When I stop to think about it long enough, I am astonished I don’t already have a machine that sits somewhere between those two devices. So, figuring out where a tablet would fit in my daily life is a no-brainer. But then, I’m a geek, and hardly representative of Apple’s core target market.

Will Steve Jobs throw the proverbial spanner in the works again? It doesn’t seem wise to delay the project much longer, when faced with growing demand for touch-based, internet-connected consumer electronics (a market that existed before the iPhone but, arguably, only found its feet riding on Apple’s success with that device).

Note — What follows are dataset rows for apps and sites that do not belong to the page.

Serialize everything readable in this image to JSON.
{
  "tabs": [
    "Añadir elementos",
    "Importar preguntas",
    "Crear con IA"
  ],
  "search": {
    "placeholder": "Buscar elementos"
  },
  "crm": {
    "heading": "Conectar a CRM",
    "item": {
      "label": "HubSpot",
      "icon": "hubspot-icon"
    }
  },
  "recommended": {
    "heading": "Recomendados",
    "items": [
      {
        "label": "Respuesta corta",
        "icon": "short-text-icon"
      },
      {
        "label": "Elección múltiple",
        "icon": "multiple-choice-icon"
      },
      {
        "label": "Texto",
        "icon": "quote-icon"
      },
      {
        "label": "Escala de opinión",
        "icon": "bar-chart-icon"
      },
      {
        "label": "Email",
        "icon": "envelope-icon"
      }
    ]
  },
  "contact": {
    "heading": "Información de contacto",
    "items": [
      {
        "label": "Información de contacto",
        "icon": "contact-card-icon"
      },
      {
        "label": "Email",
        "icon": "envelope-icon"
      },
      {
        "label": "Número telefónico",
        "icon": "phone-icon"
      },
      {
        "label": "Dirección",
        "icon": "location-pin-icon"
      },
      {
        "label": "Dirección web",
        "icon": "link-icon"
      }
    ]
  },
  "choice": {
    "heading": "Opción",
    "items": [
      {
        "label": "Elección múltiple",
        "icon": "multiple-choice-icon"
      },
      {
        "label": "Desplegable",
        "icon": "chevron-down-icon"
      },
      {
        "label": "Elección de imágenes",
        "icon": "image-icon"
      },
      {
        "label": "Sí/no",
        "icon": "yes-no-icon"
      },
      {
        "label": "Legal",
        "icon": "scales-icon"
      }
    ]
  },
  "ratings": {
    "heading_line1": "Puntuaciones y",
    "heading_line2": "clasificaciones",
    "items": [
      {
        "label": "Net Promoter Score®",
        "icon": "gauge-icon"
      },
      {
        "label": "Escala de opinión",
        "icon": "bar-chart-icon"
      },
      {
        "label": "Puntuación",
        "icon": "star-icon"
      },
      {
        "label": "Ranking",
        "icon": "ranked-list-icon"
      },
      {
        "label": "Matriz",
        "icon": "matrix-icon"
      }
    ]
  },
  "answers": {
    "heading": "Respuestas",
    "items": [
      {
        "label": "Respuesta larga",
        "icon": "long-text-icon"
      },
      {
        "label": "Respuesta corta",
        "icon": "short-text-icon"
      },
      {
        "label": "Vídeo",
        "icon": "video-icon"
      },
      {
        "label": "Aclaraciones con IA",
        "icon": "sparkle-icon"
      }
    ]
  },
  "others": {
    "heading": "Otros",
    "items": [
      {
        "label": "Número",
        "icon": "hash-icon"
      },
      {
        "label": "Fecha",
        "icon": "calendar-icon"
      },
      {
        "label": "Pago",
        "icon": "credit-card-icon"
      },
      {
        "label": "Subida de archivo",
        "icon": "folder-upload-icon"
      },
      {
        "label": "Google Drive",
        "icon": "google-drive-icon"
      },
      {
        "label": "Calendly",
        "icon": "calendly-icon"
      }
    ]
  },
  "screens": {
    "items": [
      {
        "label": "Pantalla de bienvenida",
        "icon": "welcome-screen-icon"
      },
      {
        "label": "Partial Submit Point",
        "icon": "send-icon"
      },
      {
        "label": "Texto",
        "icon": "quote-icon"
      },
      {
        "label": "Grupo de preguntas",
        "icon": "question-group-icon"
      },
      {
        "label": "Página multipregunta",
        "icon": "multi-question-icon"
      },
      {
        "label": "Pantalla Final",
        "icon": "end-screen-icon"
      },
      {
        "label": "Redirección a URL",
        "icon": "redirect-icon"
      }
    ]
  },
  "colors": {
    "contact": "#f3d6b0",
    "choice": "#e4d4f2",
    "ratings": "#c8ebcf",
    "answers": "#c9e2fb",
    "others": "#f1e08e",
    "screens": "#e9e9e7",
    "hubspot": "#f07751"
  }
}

And it’s a computing paradigm that suffered a shaky start, to be sure. Microsoft’s first efforts in Tablet Town failed to inspire anyone’s imagination. But with the Courier project coming to light in recent weeks, it’s clear Redmond is still seriously pursuing a touch-based future. While Microsoft isn’t entirely there yet, Windows 7’s touch functionality takes a huge step in that direction.

I’m sure Apple isn’t the slightest bit concerned over how long it takes to get the tablet right. If the NYT’s sources are correct, it’s a device Apple has been working on for most of this decade. I wonder though, after all this time, after all this speculation and analysis and hype… will the product Apple finally announces early next year have any chance of living up to our expectations?